Kita saling ta’aruf sambil ada ”pelecehan” dikit-dikit yang hampirku dapat kalau tidak tangan copetku berhasil mengendalikan situasi. Malah temanku yang duduk bersama Yeni (bukan nama asli), sudah terkena ”pelecehan” itu (tidak perlu diceritakan bentuknya, bisa muntah delapan hari kalau membayangkan). Baju khas Jawa yang melekat di tubuhku cukup membuat Iin mengenal aku Wong Jowo. Cuma paduan kendaraan Yamaha Mio Merah yang membuat casing Jawaku tidak bisa terlihat natural, kalau saat itu memakai sepeda kumbang Sukarno-ku mungkin sudah pasti Iin bakalan misuh-misuh (ngumpat-ngumpat-red), Wong Jowo Gemblung!!!!

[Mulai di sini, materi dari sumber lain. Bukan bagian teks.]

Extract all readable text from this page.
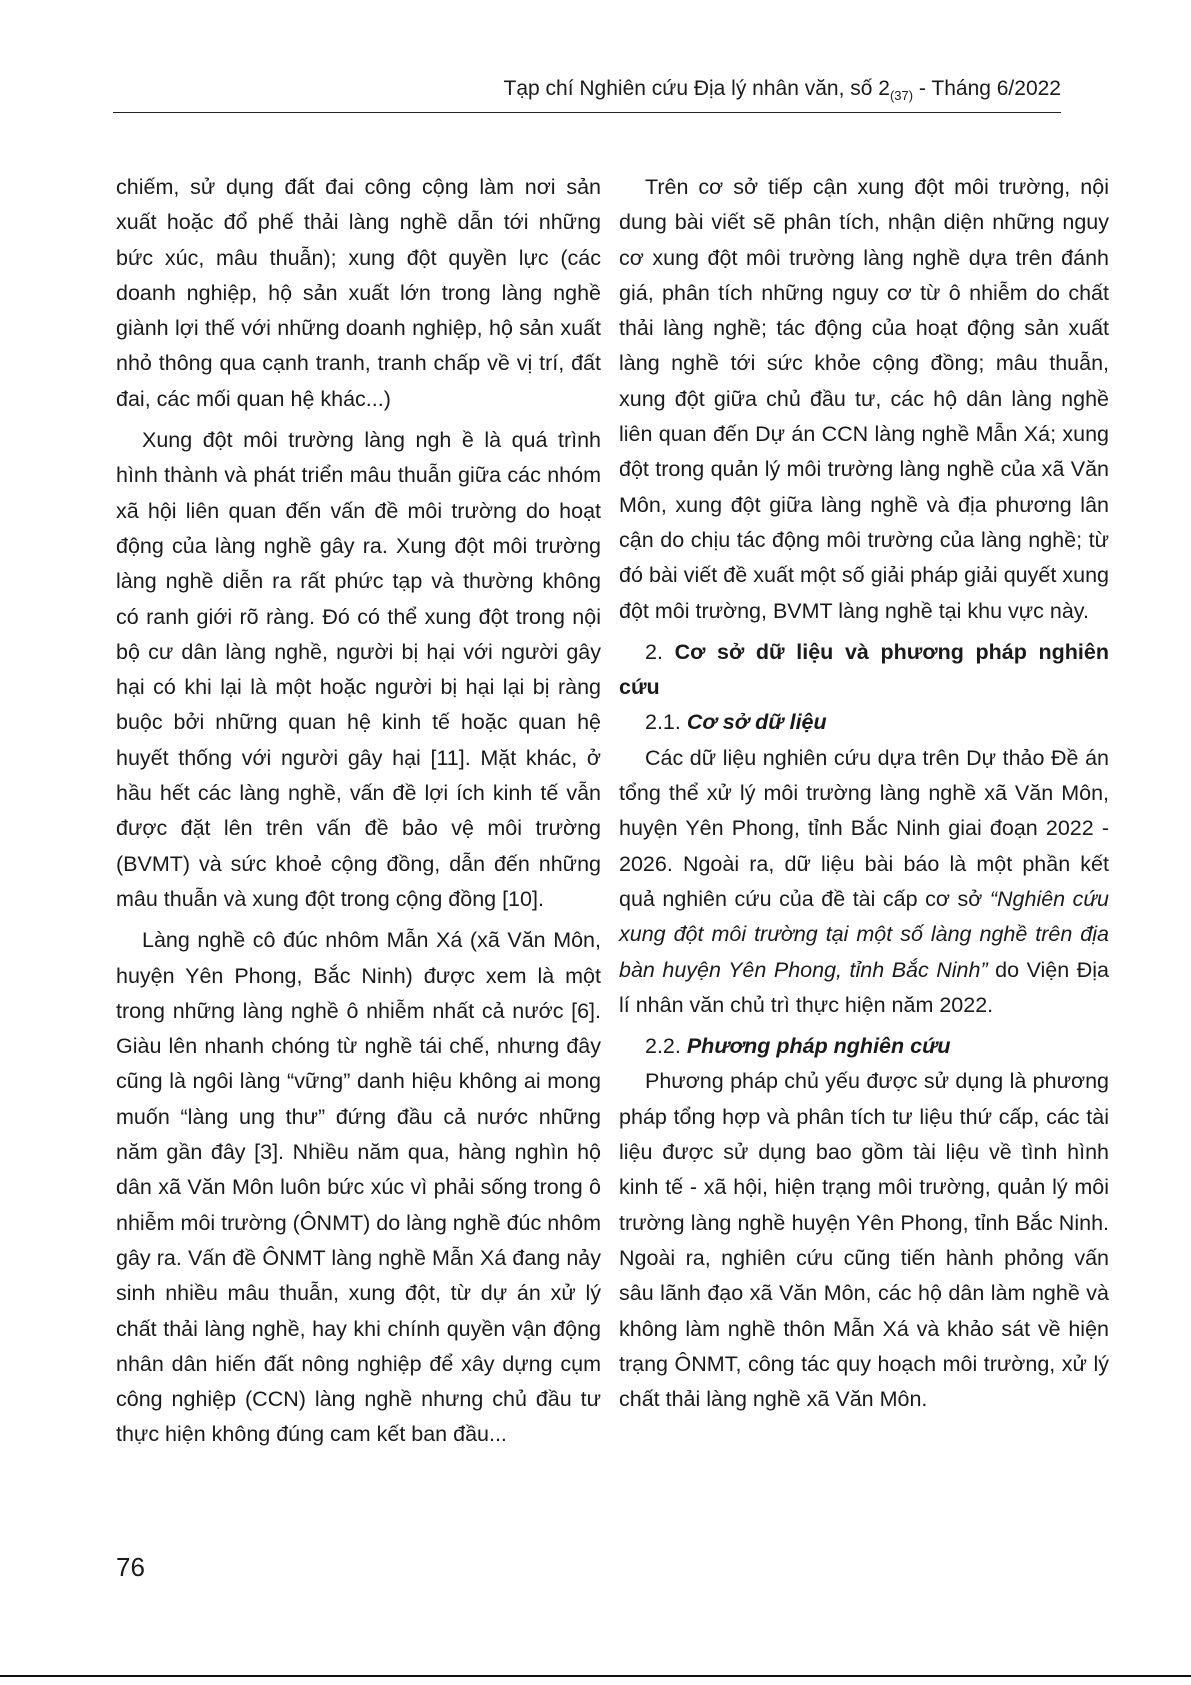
Tạp chí Nghiên cứu Địa lý nhân văn, số $2_{(37)}$ - Tháng 6/2022

chiếm, sử dụng đất đai công cộng làm nơi sản xuất hoặc đổ phế thải làng nghề dẫn tới những bức xúc, mâu thuẫn); xung đột quyền lực (các doanh nghiệp, hộ sản xuất lớn trong làng nghề giành lợi thế với những doanh nghiệp, hộ sản xuất nhỏ thông qua cạnh tranh, tranh chấp về vị trí, đất đai, các mối quan hệ khác...)

Xung đột môi trường làng ngh ề là quá trình hình thành và phát triển mâu thuẫn giữa các nhóm xã hội liên quan đến vấn đề môi trường do hoạt động của làng nghề gây ra. Xung đột môi trường làng nghề diễn ra rất phức tạp và thường không có ranh giới rõ ràng. Đó có thể xung đột trong nội bộ cư dân làng nghề, người bị hại với người gây hại có khi lại là một hoặc người bị hại lại bị ràng buộc bởi những quan hệ kinh tế hoặc quan hệ huyết thống với người gây hại [11]. Mặt khác, ở hầu hết các làng nghề, vấn đề lợi ích kinh tế vẫn được đặt lên trên vấn đề bảo vệ môi trường (BVMT) và sức khoẻ cộng đồng, dẫn đến những mâu thuẫn và xung đột trong cộng đồng [10].

Làng nghề cô đúc nhôm Mẫn Xá (xã Văn Môn, huyện Yên Phong, Bắc Ninh) được xem là một trong những làng nghề ô nhiễm nhất cả nước [6]. Giàu lên nhanh chóng từ nghề tái chế, nhưng đây cũng là ngôi làng “vững” danh hiệu không ai mong muốn “làng ung thư” đứng đầu cả nước những năm gần đây [3]. Nhiều năm qua, hàng nghìn hộ dân xã Văn Môn luôn bức xúc vì phải sống trong ô nhiễm môi trường (ÔNMT) do làng nghề đúc nhôm gây ra. Vấn đề ÔNMT làng nghề Mẫn Xá đang nảy sinh nhiều mâu thuẫn, xung đột, từ dự án xử lý chất thải làng nghề, hay khi chính quyền vận động nhân dân hiến đất nông nghiệp để xây dựng cụm công nghiệp (CCN) làng nghề nhưng chủ đầu tư thực hiện không đúng cam kết ban đầu...

Trên cơ sở tiếp cận xung đột môi trường, nội dung bài viết sẽ phân tích, nhận diện những nguy cơ xung đột môi trường làng nghề dựa trên đánh giá, phân tích những nguy cơ từ ô nhiễm do chất thải làng nghề; tác động của hoạt động sản xuất làng nghề tới sức khỏe cộng đồng; mâu thuẫn, xung đột giữa chủ đầu tư, các hộ dân làng nghề liên quan đến Dự án CCN làng nghề Mẫn Xá; xung đột trong quản lý môi trường làng nghề của xã Văn Môn, xung đột giữa làng nghề và địa phương lân cận do chịu tác động môi trường của làng nghề; từ đó bài viết đề xuất một số giải pháp giải quyết xung đột môi trường, BVMT làng nghề tại khu vực này.

2. Cơ sở dữ liệu và phương pháp nghiên cứu

2.1. Cơ sở dữ liệu

Các dữ liệu nghiên cứu dựa trên Dự thảo Đề án tổng thể xử lý môi trường làng nghề xã Văn Môn, huyện Yên Phong, tỉnh Bắc Ninh giai đoạn 2022 - 2026. Ngoài ra, dữ liệu bài báo là một phần kết quả nghiên cứu của đề tài cấp cơ sở “Nghiên cứu xung đột môi trường tại một số làng nghề trên địa bàn huyện Yên Phong, tỉnh Bắc Ninh” do Viện Địa lí nhân văn chủ trì thực hiện năm 2022.

2.2. Phương pháp nghiên cứu

Phương pháp chủ yếu được sử dụng là phương pháp tổng hợp và phân tích tư liệu thứ cấp, các tài liệu được sử dụng bao gồm tài liệu về tình hình kinh tế - xã hội, hiện trạng môi trường, quản lý môi trường làng nghề huyện Yên Phong, tỉnh Bắc Ninh. Ngoài ra, nghiên cứu cũng tiến hành phỏng vấn sâu lãnh đạo xã Văn Môn, các hộ dân làm nghề và không làm nghề thôn Mẫn Xá và khảo sát về hiện trạng ÔNMT, công tác quy hoạch môi trường, xử lý chất thải làng nghề xã Văn Môn.

76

10 menit berlalu, kami hanya melewati 10 menit malam pertama itu dengan mengenal keluarga Iin. Iin ini cerdas, dia sadar bahwa aku ngobrol dengannya bukan untuk memperoleh ”jasa”nya, dan ternyata dia adalah Koordinator Kewariaan di lingkungan itu dan sering berkoordinasi dengan pemerintah mengenai penyuluhan-penyuluhan untuk waria. Boleh dibilang dia ini aktivis DPW (Dewan Persatuan Waria) setempat. Iin juga terbilang highclass, dia mengaku omset (susah pakai bahasa lain) tiap bulannya bisa sampai jutaan. Untuk perawatan tubuh saja Iin bisa mengeluarkan sampai Rp 300 ribu per minggu, belum biaya hidup keluarganya. Oya, Iin ini punya anak angkat lho!!! Iin tidak mempunyai penghasilan lain selain dari ”job”nya ini. Seorang pengguna jasanya pernah memberikan sampai Rp 2 juta karena Sang Om ternyata merekam Syaithan Activity mereka dan ketahuan Iin (kena deh...!!!).